今年はブラジルでの開催のため、前回のようにすべての競技を中継で放送するわけではなく、現地での報道はやはりイギリス人に人気があるスポーツ(飛び込みや自転車競技等)を主軸にテレビ放送されるのではと思われているが、それでも日本に比べると多くの競技をテレビでも観戦できるため、期待されている。また筆者は2012年のロンドンオリンピックの際、柔道やハンドボール等複数の試合を会場で観戦したがその際、まったくイギリスと関係がない国の試合にも多くのイギリス人が足を運び、国を応援するというよりは、スポーツの祭典であるオリンピックの雰囲気を楽しんでいたのが印象的であった。
欧州各国ではテロ等悲しい事件が報道されることが多い中、国境を越え単純にスポーツを楽しめるオリンピックに注目が集まるのも必然といえるかもしれない。
ロシアは子どもから年寄りまでオリンピックに注目している
(現地在住ライターチェルカーソワ・ユーリヤ)
ロシアは、もともと日常的に夏はサッカー、冬はホッケーというようにスポーツへの関心が高い国である。
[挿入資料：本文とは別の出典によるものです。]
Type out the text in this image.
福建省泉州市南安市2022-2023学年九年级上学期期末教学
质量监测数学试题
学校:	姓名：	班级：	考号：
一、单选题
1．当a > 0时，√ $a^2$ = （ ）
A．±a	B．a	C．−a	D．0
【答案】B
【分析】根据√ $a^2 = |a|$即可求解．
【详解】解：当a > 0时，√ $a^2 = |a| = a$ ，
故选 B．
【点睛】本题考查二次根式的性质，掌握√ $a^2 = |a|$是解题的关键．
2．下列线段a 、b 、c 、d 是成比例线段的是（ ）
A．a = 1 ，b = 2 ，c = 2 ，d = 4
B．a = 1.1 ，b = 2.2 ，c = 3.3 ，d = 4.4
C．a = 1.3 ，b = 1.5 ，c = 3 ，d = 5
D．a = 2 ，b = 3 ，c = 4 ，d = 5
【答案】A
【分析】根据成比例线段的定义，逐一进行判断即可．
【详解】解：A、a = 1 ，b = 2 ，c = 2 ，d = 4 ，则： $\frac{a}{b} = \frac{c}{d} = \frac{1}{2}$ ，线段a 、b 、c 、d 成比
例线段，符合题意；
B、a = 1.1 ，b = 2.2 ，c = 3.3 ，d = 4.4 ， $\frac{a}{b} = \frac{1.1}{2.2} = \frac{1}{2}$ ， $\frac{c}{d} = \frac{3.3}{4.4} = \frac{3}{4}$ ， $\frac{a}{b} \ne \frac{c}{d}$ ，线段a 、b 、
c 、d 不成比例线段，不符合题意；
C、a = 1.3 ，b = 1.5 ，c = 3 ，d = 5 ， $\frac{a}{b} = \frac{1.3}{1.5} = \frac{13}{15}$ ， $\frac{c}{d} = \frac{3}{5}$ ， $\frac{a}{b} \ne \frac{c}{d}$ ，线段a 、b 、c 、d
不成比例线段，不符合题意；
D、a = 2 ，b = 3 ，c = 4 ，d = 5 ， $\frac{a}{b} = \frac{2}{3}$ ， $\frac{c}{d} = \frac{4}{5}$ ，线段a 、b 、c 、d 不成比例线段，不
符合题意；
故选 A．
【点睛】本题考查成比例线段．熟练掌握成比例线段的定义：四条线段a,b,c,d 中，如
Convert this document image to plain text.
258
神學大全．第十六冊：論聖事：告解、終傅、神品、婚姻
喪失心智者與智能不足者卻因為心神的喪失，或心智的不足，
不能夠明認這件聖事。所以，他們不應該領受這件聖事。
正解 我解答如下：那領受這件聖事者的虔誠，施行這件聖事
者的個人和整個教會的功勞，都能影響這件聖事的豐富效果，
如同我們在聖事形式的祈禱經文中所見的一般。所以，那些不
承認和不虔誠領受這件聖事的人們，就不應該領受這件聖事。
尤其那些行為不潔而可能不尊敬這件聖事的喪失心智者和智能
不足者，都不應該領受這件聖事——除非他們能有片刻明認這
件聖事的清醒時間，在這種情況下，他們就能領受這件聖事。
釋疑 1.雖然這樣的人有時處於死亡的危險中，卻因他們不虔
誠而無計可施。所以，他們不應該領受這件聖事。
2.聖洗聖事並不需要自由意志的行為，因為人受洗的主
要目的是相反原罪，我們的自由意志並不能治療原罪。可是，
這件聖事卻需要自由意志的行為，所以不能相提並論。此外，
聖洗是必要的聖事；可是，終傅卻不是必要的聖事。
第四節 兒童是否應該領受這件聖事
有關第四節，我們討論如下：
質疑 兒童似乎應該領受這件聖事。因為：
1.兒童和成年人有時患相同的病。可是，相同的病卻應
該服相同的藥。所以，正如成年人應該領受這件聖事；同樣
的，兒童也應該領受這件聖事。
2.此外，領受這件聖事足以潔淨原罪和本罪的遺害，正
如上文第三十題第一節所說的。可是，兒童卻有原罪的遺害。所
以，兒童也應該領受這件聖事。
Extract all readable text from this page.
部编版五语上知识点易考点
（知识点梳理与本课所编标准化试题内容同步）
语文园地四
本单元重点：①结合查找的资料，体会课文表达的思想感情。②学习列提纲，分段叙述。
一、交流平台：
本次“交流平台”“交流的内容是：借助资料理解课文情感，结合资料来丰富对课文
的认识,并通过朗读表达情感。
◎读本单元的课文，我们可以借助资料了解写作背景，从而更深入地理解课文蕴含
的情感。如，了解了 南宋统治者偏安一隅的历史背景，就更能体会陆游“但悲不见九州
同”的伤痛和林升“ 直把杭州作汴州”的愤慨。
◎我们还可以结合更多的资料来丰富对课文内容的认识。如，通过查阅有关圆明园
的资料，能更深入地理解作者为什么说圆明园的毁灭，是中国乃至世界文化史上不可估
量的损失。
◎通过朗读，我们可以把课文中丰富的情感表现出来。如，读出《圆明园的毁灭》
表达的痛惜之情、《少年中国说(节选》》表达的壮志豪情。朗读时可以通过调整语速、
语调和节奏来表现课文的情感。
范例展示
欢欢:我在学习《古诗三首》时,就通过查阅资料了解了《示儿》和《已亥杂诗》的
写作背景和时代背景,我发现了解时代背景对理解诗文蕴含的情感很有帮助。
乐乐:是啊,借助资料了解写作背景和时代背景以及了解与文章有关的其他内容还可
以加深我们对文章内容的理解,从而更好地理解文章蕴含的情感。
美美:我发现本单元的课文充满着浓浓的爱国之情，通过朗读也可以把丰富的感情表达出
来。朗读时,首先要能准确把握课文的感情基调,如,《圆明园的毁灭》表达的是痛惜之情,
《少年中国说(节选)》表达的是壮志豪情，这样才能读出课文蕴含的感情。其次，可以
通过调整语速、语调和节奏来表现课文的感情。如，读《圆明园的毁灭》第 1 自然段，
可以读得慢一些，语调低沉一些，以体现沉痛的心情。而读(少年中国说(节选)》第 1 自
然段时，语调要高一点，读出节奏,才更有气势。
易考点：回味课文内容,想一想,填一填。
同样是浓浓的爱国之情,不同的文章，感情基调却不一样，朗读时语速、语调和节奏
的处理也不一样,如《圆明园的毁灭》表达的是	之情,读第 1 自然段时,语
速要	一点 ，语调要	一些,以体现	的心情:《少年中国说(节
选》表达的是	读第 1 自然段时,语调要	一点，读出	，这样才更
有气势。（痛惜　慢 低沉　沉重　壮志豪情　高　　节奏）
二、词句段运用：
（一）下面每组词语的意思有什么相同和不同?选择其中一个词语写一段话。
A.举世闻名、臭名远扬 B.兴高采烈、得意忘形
オリンピック等の大々的なイベントは家族全員でテレビの前に集まり、若者であれば賑わうパブやバー等で仲間と観覧する。オリンピックの時期だけは、朝までやっている店も少なくない。
ロシアではロシア人の選手のみならず全体的にオリンピックを楽しむが、ロシア人の選手の活躍に関しては、オリンピックの数か月前から話題となり、当日は早い帰宅時間を許可する会社もあれば、仕事早く終わらせ、社員全員でオリンピックを見る会社まである。
関心が高いだけに、今回のドーピング問題は国民に大きな打撃を与えた。偽情報だと訴え、反発するものと、きちんと管理をしない国を責めるものと等様々だが、国民的に大きなショックであることは確かである。ロシアで人気があるSNSでは、「スポーツこそフェアに戦い、政治を混ぜないためのイベントであるのだから、それを忘れないで欲しい」というコメントを残している若者が多い。また、一生をかけて練習してきた選手が気の毒だという声もたくさんある。
今回のオリンピックの注目選手は、オルガ・ザベリンスカヤ、ベスラン・ムドラノフ、またセルゲイ・ユリエヴィチ等である。出られる選手には精一杯頑張って欲しいというのが国民の声である。